Christopher, berühmt für den größten Hack der Geschichte, scheint ein ganz gewöhnlicher siebzehn-jähriger Junge mit einer bemerkenswerten Beziehung zu Computern zu sein.

Das scheint jedenfalls Serenity anzunehmen, als sie und ihr Bruder Kyle ihm bei der Flucht helfen.
Doch sie ahnen nicht, dass das, was sie verfolgt, mächtiger und gefährlicher ist, als das FBI oder jeder Terroristenanführer:

Es ist eine unsichtbare Macht, die mittels einem im Kopf inplatierten Chips, die vollständige Kontrolle über ihre Mitglieder hat.
Seine Eltern hat es schon erwischt und nun wollen sie auch Christopher haben, da er mitverantwortlich für die Entwicklung dieses Chips ist.

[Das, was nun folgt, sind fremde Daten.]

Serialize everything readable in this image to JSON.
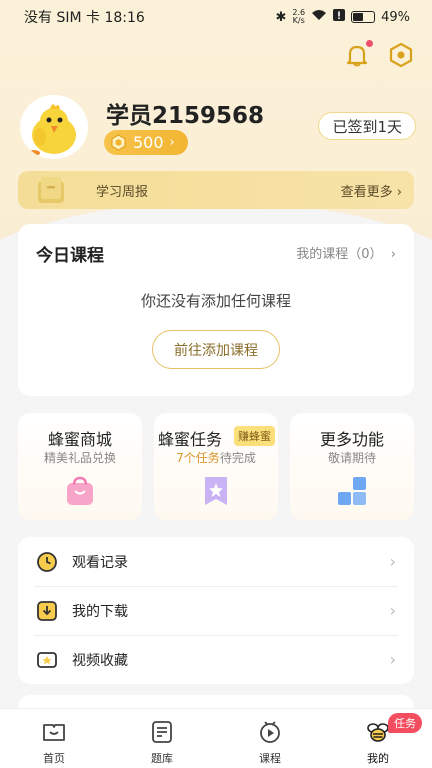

Aber ist Christopher wirklich derjenige sein, der die gesamte Menschheit retten kann? Ganz im Ernst – das ist doch völlig verrückt, dass gerade er dazu in der Lage sein soll.
Er will diese gewaltige Verantwortung nicht übernehmen, doch das würde bedeuten, dass alle unwiderruflich verloren sind.
Auch Serenity…

>>Es ist egal, ob ich an Bestimmung glaube oder nicht – es ist in jedem Fall aussichtslos.<< Christophers Blick war düster. >>Was soll ich gegen die Kohärenz ausrichten? Ich bin froh, dass ich ihr entkommen bin. Das war schwer genug. Wären sie damals schon gewarnt gewesen, hätte ich nicht mal das geschafft. Aber mehr als das… Das ist utopisch.<< >>Es ist niemals egal, was man glaubt>>, sagte ihr Dad sanft. >>Und ich meine das nicht im religiösen Sinn. Was man für möglich hält und was nicht, bestimmt, was man erreichen kann oder eben nicht.<< >>(…)…Ich wollte nur sagen, irgendeine Möglichkeit, die Kohärenz mitten ins Herz zu treffen, muss es doch geben!<< Sernity überlief es kalt, als sie sah, mit welchem Gesichtsausdruck Christopher den Kopf schüttelte, und wie langsam und mit welch entsetzlicher Endgültikeit. >> Die Kohärenz<<, sagte er düster, >>hat kein Herz, Dr. Connery. Sie hat keinen Anführer und kein Zentrum. Das ist das Problem: Es gibt keinen Bösewicht, den man besiegen könnte. Das, was da heranwächst, ist unverwundbar.<<

Die Geschichte begleitet den Helden wider Willen, dessen Reaktionen sehr realistisch erscheinen. Denn wer wird denn schon dazu auserwählt, mal eben die Welt zu retten? Ein fantasticher Auftakt zu einem spannenden Abenteuer in eine komplexe Welt.